Afgelopen week schreven enkele jonge docenten in de Volkskrant een artikel naar mijn hart. Zij legden pijnlijk de vinger op zere plek in het onderwijs: het aanzien van het vak en de inbedding in de arbeidsmarkt.
De laatste maanden merk je dat onder druk van verdere onderwijsbezuinigingen, hooggestemde idealen, politieke discussies en onvrede in het onderwijsveld discussies opkomen over de toekomst van het onderwijs. Hopelijk zet deze discussie door en gaan we het in Nederland eindelijk weer eens hebben over stippen op de horizon.
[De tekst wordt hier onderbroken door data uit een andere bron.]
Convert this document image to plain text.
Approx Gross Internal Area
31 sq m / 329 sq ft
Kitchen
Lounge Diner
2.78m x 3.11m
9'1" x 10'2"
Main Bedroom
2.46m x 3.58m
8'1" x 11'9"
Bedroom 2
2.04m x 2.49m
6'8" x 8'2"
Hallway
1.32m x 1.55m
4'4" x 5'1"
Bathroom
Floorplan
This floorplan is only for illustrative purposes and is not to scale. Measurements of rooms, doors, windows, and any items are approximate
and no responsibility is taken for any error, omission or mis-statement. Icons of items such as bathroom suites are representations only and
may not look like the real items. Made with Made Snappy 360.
Over het waarom, in plaats van het wat of hoe.
‘Die mooie baan in het onderwijs is ook een fuik’
Waar mensen met een arbeidsverleden in het bedrijfsleven vaak zo aan de slag kunnen in het onderwijs, zit de leraar in de regel zijn hele carrière opgesloten op school. Dat schrijft een groep leraren met een universitaire graad.
Als starters in het onderwijs hebben wij bewust voor het leraarschap gekozen. We hebben een universitaire graad, volgen nu de lerarenopleiding, halen daarmee een tweede master en staan betaald voor de klas. Dit bevalt goed. Bovendien voelen we ons ook gewenst…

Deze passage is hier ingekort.